To allow interplay with the cafe images, we will use NavigationLink to handle the navigation. When tapped, the app shows the element view which exhibits the picture in full display screen view.

ForEach(sampleCafes) { cafe in
    
    NavigationLink {
        DetailView(cafe: cafe)
        
    } label: {
        Picture(cafe.picture)
            .resizable()
            .scaledToFill()
            .body(minWidth: 0, maxWidth: .infinity)
            .body(peak: 400)
            .clipShape(RoundedRectangle(cornerRadius: 20))
    }
    .padding()
}

In preview mode, you’ll be able to navigate between the element view and the checklist view. At this stage, the transition makes use of the default animation for navigation stacks, with none customized results.
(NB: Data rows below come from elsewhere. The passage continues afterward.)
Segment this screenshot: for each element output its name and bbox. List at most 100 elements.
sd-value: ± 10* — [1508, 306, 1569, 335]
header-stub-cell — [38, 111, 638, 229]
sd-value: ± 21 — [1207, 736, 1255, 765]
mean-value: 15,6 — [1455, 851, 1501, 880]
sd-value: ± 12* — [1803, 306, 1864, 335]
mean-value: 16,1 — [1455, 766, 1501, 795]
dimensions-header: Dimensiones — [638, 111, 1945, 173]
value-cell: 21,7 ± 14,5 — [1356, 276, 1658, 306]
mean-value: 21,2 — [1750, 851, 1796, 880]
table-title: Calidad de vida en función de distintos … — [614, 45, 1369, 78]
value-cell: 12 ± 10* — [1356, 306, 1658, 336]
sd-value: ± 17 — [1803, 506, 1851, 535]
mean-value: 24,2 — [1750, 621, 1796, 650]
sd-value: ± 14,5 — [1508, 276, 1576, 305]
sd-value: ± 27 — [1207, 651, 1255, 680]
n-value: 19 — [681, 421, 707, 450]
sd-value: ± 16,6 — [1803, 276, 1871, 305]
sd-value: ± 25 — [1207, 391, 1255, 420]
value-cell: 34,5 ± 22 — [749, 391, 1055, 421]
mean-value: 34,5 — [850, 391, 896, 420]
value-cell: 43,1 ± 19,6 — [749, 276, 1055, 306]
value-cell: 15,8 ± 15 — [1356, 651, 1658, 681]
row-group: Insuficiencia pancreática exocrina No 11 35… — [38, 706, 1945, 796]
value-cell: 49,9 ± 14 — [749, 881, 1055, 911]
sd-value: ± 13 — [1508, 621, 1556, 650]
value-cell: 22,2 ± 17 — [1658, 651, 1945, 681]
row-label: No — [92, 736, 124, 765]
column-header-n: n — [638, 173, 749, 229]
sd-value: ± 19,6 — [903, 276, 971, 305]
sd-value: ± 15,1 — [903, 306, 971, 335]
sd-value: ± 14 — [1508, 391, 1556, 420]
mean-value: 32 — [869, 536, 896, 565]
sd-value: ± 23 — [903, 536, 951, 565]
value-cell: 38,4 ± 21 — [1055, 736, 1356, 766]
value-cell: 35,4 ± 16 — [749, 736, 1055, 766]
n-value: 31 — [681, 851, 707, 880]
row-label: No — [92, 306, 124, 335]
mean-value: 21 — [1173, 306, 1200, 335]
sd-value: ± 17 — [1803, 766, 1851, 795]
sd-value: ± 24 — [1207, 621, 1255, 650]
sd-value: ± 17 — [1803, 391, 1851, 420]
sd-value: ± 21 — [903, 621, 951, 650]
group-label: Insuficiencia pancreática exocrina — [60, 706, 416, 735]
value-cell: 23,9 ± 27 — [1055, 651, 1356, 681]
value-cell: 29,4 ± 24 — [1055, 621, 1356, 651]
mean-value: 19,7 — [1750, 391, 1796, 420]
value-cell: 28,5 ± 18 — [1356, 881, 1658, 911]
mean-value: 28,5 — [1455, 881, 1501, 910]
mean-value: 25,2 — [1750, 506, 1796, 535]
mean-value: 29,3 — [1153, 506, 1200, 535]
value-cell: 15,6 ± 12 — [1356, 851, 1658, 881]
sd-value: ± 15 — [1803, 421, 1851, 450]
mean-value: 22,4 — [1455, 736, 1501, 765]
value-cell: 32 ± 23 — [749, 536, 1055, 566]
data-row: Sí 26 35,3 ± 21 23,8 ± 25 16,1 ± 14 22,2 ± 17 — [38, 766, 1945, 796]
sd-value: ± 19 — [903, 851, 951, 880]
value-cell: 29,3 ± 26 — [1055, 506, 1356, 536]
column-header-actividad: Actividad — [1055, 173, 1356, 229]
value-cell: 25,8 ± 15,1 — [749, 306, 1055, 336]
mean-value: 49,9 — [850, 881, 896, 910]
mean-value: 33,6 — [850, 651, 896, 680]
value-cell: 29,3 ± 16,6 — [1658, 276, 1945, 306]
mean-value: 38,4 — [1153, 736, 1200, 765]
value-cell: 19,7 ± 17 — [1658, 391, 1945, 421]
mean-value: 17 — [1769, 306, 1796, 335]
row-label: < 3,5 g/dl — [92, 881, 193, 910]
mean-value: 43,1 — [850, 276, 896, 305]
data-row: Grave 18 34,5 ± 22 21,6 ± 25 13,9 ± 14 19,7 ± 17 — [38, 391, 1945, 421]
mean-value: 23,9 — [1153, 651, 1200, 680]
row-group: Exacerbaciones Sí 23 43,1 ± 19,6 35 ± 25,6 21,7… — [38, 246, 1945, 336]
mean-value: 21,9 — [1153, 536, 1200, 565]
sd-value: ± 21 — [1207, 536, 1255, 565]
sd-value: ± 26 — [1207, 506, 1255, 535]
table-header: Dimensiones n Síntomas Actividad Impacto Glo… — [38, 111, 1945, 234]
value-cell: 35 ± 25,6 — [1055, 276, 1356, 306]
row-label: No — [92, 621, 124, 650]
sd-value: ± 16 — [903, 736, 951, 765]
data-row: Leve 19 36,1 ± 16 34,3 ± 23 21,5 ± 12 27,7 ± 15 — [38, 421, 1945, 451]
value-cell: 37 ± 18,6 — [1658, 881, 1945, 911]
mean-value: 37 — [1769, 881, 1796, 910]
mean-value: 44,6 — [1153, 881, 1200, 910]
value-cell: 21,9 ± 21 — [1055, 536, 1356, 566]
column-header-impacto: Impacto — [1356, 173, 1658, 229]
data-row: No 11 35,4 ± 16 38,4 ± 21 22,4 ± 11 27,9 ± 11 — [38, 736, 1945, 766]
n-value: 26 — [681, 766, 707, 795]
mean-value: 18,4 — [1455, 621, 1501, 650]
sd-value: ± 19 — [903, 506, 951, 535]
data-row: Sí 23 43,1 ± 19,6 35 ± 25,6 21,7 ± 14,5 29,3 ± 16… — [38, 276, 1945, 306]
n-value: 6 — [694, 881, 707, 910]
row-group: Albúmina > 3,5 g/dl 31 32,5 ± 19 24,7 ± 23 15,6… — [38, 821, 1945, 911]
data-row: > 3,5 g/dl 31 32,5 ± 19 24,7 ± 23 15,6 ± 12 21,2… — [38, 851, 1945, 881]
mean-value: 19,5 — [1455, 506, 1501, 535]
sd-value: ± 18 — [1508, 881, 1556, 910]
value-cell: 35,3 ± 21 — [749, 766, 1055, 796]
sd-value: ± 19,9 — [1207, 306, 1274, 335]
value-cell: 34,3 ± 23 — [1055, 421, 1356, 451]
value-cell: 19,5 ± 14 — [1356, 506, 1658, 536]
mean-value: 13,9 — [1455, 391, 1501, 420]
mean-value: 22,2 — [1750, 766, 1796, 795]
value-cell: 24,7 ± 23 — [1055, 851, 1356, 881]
Now it involves the enjoyable half. Let’s create the hero animation through the use of the brand new NavigationTransition protocol. The very first step is to outline a namespace for the animation. In ContentView, declare the next namespace variable:

@Namespace var namespace

Subsequent, apply the matchedTransitionSource modifier to the supply view, which is the picture view within the checklist. Then, use the navigationTransition modifier on the element view. Replace your code as proven beneath:

NavigationLink {
    DetailView(cafe: cafe)
        .navigationTransition(.zoom(sourceID: cafe.id, in: namespace))
        .toolbarVisibility(.hidden, for: .navigationBar)
    
} label: {
    Picture(cafe.picture)
        .resizable()
        .scaledToFill()
        .body(minWidth: 0, maxWidth: .infinity)
        .body(peak: 400)
        .clipShape(RoundedRectangle(cornerRadius: 20))
        .matchedTransitionSource(id: cafe.id, in: namespace)
}

To boost the visible expertise, I’ve included the toolbarVisibility modifier to hide the navigation bar. This removes the Again button from view, making a extra immersive full-screen presentation of the cafe picture.

In preview mode, check the app by tapping a restaurant picture. It should show a full-screen picture with a hero animation. To return to the checklist, both faucet the “X” button or just drag the picture downwards. The app will animate the picture again to its authentic place within the checklist, offering a fluid and intuitive person expertise.

Abstract

The brand new NavigationTransition protocol has made it remarkably easy for builders to create hero animations for view transitions, permitting for a richer person expertise with only a few traces of code. Think about exploring this new characteristic to raise your app’s interactivity and person satisfaction.

It is vital to notice that this API is simply appropriate with iOS 18 and later. In case your app must assist older iOS variations, you will must implement the animation your self. Our “Mastering SwiftUI” ebook supplies steerage on learn how to obtain this.